Though Bald New World is one of the most original science fiction books I have read in a while, Liu’s writing on the sentence level is far from ambitious. And maybe it doesn’t need to be. The book is a fast read largely because Liu’s prose is colloquial and generally concise, but we also get moments of exposition rendered through clunky dialogue and uninspired, vague sentences such as, “Rainy days were the worst as everyone’s clothes and shoes were wet.”
Bald New World is closer to popcorn post-apocalypse than Cormac McCarthy apocalypse, and it doesn’t aspire to the beauty of Ursula K. LeGuin’s language. But every chapter is entertaining, and for each slight misstep in the writing, there is a revelatory moment to make up for it. Here is one such wonderful moment, where Nick contemplates killing his captor, revealing in the process his twisted logic on what constitutes “killing a man”:
I’d never killed a man. Even during the wars, most of the killing was done by drones and machines. In Los Angeles, where gun fights were common, gun groups had gotten the government to change laws so that if you fired at people wearing armor, it was considered aggravated assault rather than attempted murder. Many of my acquaintances had been brought up on aggravated assault charges, but I didn’t have a mark. Murdering someone was against everything I believed.

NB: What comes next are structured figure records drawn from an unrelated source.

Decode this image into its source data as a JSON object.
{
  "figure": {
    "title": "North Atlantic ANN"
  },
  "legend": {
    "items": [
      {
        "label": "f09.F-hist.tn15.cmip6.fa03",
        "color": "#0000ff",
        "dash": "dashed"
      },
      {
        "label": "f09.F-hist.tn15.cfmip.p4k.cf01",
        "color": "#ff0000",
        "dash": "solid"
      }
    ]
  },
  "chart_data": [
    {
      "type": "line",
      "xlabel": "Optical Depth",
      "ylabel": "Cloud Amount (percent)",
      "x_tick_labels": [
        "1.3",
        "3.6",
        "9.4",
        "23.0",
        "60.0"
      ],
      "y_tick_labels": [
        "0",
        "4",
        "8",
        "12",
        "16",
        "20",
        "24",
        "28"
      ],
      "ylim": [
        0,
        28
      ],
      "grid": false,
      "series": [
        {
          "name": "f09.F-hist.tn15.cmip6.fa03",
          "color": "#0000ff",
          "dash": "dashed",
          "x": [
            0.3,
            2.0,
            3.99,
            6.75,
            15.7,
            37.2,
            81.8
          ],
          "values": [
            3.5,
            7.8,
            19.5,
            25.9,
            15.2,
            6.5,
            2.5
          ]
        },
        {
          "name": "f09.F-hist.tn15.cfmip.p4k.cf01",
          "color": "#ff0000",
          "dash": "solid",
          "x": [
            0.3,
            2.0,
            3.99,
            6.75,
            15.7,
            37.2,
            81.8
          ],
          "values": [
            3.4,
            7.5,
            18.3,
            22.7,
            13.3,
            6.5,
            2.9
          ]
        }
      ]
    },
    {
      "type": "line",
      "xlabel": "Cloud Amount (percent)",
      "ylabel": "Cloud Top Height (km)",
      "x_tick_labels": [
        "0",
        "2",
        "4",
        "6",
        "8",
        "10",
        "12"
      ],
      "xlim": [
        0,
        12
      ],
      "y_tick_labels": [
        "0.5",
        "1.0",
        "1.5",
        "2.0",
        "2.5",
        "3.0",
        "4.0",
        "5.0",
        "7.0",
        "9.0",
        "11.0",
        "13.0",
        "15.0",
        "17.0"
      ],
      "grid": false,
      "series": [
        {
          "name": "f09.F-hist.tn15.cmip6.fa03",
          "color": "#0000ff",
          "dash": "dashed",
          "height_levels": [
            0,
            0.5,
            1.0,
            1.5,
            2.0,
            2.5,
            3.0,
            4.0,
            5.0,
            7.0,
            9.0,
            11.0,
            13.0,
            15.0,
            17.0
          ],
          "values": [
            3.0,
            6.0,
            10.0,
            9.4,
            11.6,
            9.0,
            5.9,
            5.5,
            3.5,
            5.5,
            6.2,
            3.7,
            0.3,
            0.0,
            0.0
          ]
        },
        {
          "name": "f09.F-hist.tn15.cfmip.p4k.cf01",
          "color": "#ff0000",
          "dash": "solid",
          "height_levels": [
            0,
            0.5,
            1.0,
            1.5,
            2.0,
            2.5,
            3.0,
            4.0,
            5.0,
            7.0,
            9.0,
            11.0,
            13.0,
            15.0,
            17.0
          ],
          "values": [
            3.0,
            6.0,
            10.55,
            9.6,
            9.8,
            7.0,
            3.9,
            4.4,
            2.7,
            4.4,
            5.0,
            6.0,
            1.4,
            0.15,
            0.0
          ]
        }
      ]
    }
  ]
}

Bald New World is Peter Tieryas Liu’s first novel (he has published a short story collection, Watering Heaven). Aside from writing, he works as a VFX artist for films and a technical writer for LucasArts, the video game division of LucasFilm. Also, as an Asian American writing science fiction, he is a voice that is severely underrepresented in the genre. Delving into a project like Bald New World, with its off-the-wall premise and its non-mainstream cast of characters, is certainly a commercial risk, but Liu has proceeded with confidence, humor, and prescience. The world of books is richer with his inclusion.
Bald New World, by Peter Tieryas Liu. Perfect Edge Books. 229 pages. $16.95, paper.
Simon Han’s writing has appeared in Narrative Magazine, SmokeLong Quarterly, The Huffington Post, and elsewhere. He is an MFA candidate at Vanderbilt University, where he also serves as head fiction editor for Nashville Review.